Das aktuelle Infektionsgeschehen erziehe nun mal dazu, jede Form des Austauschs, wenn nur irgendwie möglich, ins Netz zu verlagern, um jede Ansteckungsgefahr schon im Keim zu ersticken – was nebenbei eben auch den einen oder anderen Anfahrtsweg oder Überbrückungsstunden und damit unterm Strich viel Zeit erspare. "Digitale Kommunikation ist in Pandemie-Zeiten eine unverzichtbare Alternative zum Präsenzunterricht geworden, über die wir noch vor gar nicht langer Zeit nicht ansatzweise nachgedacht haben", erklärt die stellvertretende Schulleiterin. "Heute ist das Alltag."
Den Kindern fehlt die Schule als wesentlicher Lebensraum
Trotzdem sind sich beide Pädagoginnen darin einig, dass das Vertrautwerden mit diesen gänzlich neuen Arbeitsbedingungen zunächst auch der Gewöhnung bedurfte. "Wir sind Teil eines Prozesses, der viel persönliches Engagement erfordert, aber angesichts der Umstände auch eine Weiterentwicklung des Bestehenden notwendig macht.
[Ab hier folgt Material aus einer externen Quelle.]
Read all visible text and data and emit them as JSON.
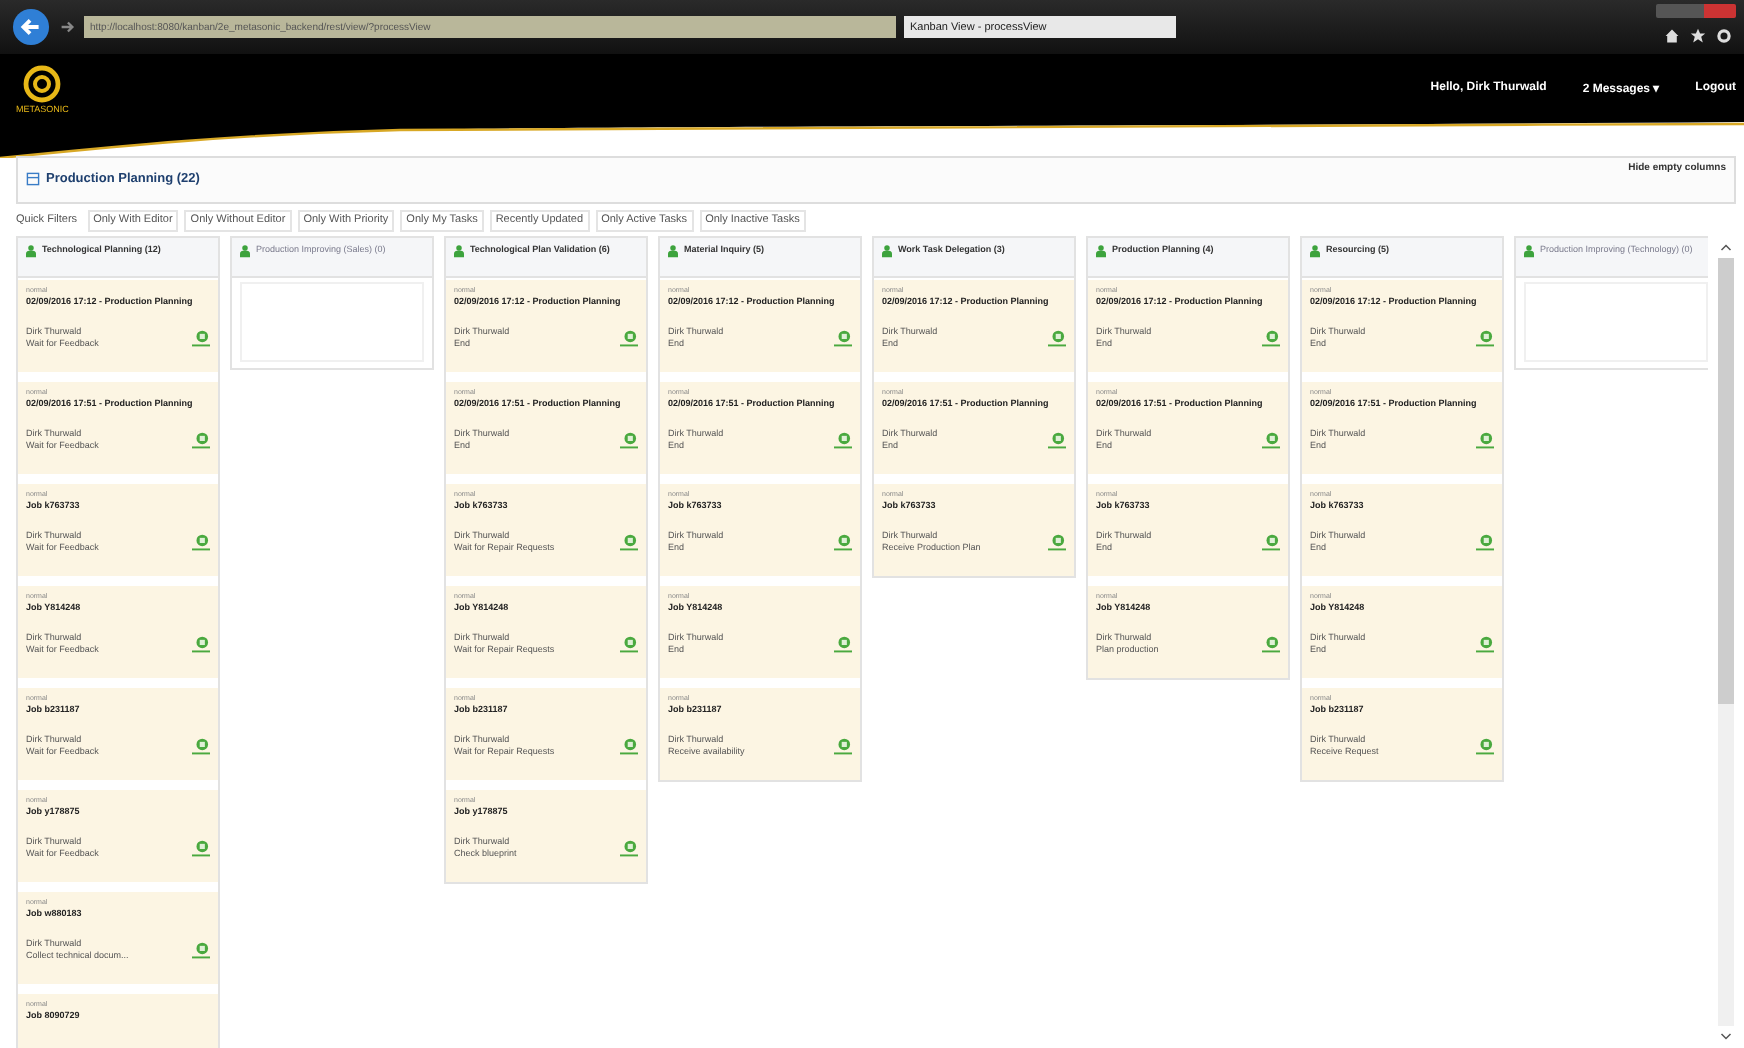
{
  "browser": {
    "url": "http://localhost:8080/kanban/2e_metasonic_backend/rest/view/?processView",
    "tab": "Kanban View - processView"
  },
  "header": {
    "logo": "METASONIC",
    "greeting": "Hello, Dirk Thurwald",
    "messages": "2 Messages ▾",
    "logout": "Logout"
  },
  "board": {
    "title": "Production Planning (22)",
    "hide_empty": "Hide empty columns"
  },
  "quick_filters": {
    "label": "Quick Filters",
    "items": [
      "Only With Editor",
      "Only Without Editor",
      "Only With Priority",
      "Only My Tasks",
      "Recently Updated",
      "Only Active Tasks",
      "Only Inactive Tasks"
    ]
  },
  "columns": [
    {
      "title": "Technological Planning (12)",
      "cards": [
        {
          "priority": "normal",
          "title": "02/09/2016 17:12 - Production Planning",
          "person": "Dirk Thurwald",
          "state": "Wait for Feedback"
        },
        {
          "priority": "normal",
          "title": "02/09/2016 17:51 - Production Planning",
          "person": "Dirk Thurwald",
          "state": "Wait for Feedback"
        },
        {
          "priority": "normal",
          "title": "Job k763733",
          "person": "Dirk Thurwald",
          "state": "Wait for Feedback"
        },
        {
          "priority": "normal",
          "title": "Job Y814248",
          "person": "Dirk Thurwald",
          "state": "Wait for Feedback"
        },
        {
          "priority": "normal",
          "title": "Job b231187",
          "person": "Dirk Thurwald",
          "state": "Wait for Feedback"
        },
        {
          "priority": "normal",
          "title": "Job y178875",
          "person": "Dirk Thurwald",
          "state": "Wait for Feedback"
        },
        {
          "priority": "normal",
          "title": "Job w880183",
          "person": "Dirk Thurwald",
          "state": "Collect technical docum..."
        },
        {
          "priority": "normal",
          "title": "Job 8090729"
        }
      ]
    },
    {
      "title": "Production Improving (Sales) (0)"
    },
    {
      "title": "Technological Plan Validation (6)",
      "cards": [
        {
          "priority": "normal",
          "title": "02/09/2016 17:12 - Production Planning",
          "person": "Dirk Thurwald",
          "state": "End"
        },
        {
          "priority": "normal",
          "title": "02/09/2016 17:51 - Production Planning",
          "person": "Dirk Thurwald",
          "state": "End"
        },
        {
          "priority": "normal",
          "title": "Job k763733",
          "person": "Dirk Thurwald",
          "state": "Wait for Repair Requests"
        },
        {
          "priority": "normal",
          "title": "Job Y814248",
          "person": "Dirk Thurwald",
          "state": "Wait for Repair Requests"
        },
        {
          "priority": "normal",
          "title": "Job b231187",
          "person": "Dirk Thurwald",
          "state": "Wait for Repair Requests"
        },
        {
          "priority": "normal",
          "title": "Job y178875",
          "person": "Dirk Thurwald",
          "state": "Check blueprint"
        }
      ]
    },
    {
      "title": "Material Inquiry (5)",
      "cards": [
        {
          "priority": "normal",
          "title": "02/09/2016 17:12 - Production Planning",
          "person": "Dirk Thurwald",
          "state": "End"
        },
        {
          "priority": "normal",
          "title": "02/09/2016 17:51 - Production Planning",
          "person": "Dirk Thurwald",
          "state": "End"
        },
        {
          "priority": "normal",
          "title": "Job k763733",
          "person": "Dirk Thurwald",
          "state": "End"
        },
        {
          "priority": "normal",
          "title": "Job Y814248",
          "person": "Dirk Thurwald",
          "state": "End"
        },
        {
          "priority": "normal",
          "title": "Job b231187",
          "person": "Dirk Thurwald",
          "state": "Receive availability"
        }
      ]
    },
    {
      "title": "Work Task Delegation (3)",
      "cards": [
        {
          "priority": "normal",
          "title": "02/09/2016 17:12 - Production Planning",
          "person": "Dirk Thurwald",
          "state": "End"
        },
        {
          "priority": "normal",
          "title": "02/09/2016 17:51 - Production Planning",
          "person": "Dirk Thurwald",
          "state": "End"
        },
        {
          "priority": "normal",
          "title": "Job k763733",
          "person": "Dirk Thurwald",
          "state": "Receive Production Plan"
        }
      ]
    },
    {
      "title": "Production Planning (4)",
      "cards": [
        {
          "priority": "normal",
          "title": "02/09/2016 17:12 - Production Planning",
          "person": "Dirk Thurwald",
          "state": "End"
        },
        {
          "priority": "normal",
          "title": "02/09/2016 17:51 - Production Planning",
          "person": "Dirk Thurwald",
          "state": "End"
        },
        {
          "priority": "normal",
          "title": "Job k763733",
          "person": "Dirk Thurwald",
          "state": "End"
        },
        {
          "priority": "normal",
          "title": "Job Y814248",
          "person": "Dirk Thurwald",
          "state": "Plan production"
        }
      ]
    },
    {
      "title": "Resourcing (5)",
      "cards": [
        {
          "priority": "normal",
          "title": "02/09/2016 17:12 - Production Planning",
          "person": "Dirk Thurwald",
          "state": "End"
        },
        {
          "priority": "normal",
          "title": "02/09/2016 17:51 - Production Planning",
          "person": "Dirk Thurwald",
          "state": "End"
        },
        {
          "priority": "normal",
          "title": "Job k763733",
          "person": "Dirk Thurwald",
          "state": "End"
        },
        {
          "priority": "normal",
          "title": "Job Y814248",
          "person": "Dirk Thurwald",
          "state": "End"
        },
        {
          "priority": "normal",
          "title": "Job b231187",
          "person": "Dirk Thurwald",
          "state": "Receive Request"
        }
      ]
    },
    {
      "title": "Production Improving (Technology) (0)"
    }
  ]
}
Auf der anderen Seite fehlt unseren Kindern – trotz grundsätzlich positiver Erfahrungen mit diversen Video-Systemen – die Schule als ein ganz wesentlicher Lebensraum, in dem normalerweise soziale Interaktion stattfindet. Das lässt sich nicht schönreden. Wenn Präsenzunterricht, Choreinheiten und Instrumentalunterricht ausfallen und stattdessen nur noch ausschließlich am Bildschirm gelernt wird, geht etwas für Kinder Lebensnotwendiges verloren."
Seit Monaten nicht zusammen lernen, spielen, lachen, singen oder essen zu können, wie es das Ganztagskonzept der Domsingschule vorsehe, betont Riehm, entspreche nicht dem kindlichen Bedürfnis nach gemeinschaftlichem Erleben und sei letztlich widernatürlich. „Corona und das damit verbundene Social distancing“, davon ist die 53-Jährige überzeugt, "wird für die Kleinsten in unserer Gesellschaft prägend sein, eine Vereinzelung befördern und im sozialen Miteinander für unabsehbare Spätfolgen sorgen." Schon jetzt vermuteten Experten, dass die Langzeitwirkung der Pandemie im frühkindlichen Entwicklungsstadium nicht annähernd kalkulierbar sei.
*Der Name wurde von der Redaktion geändert.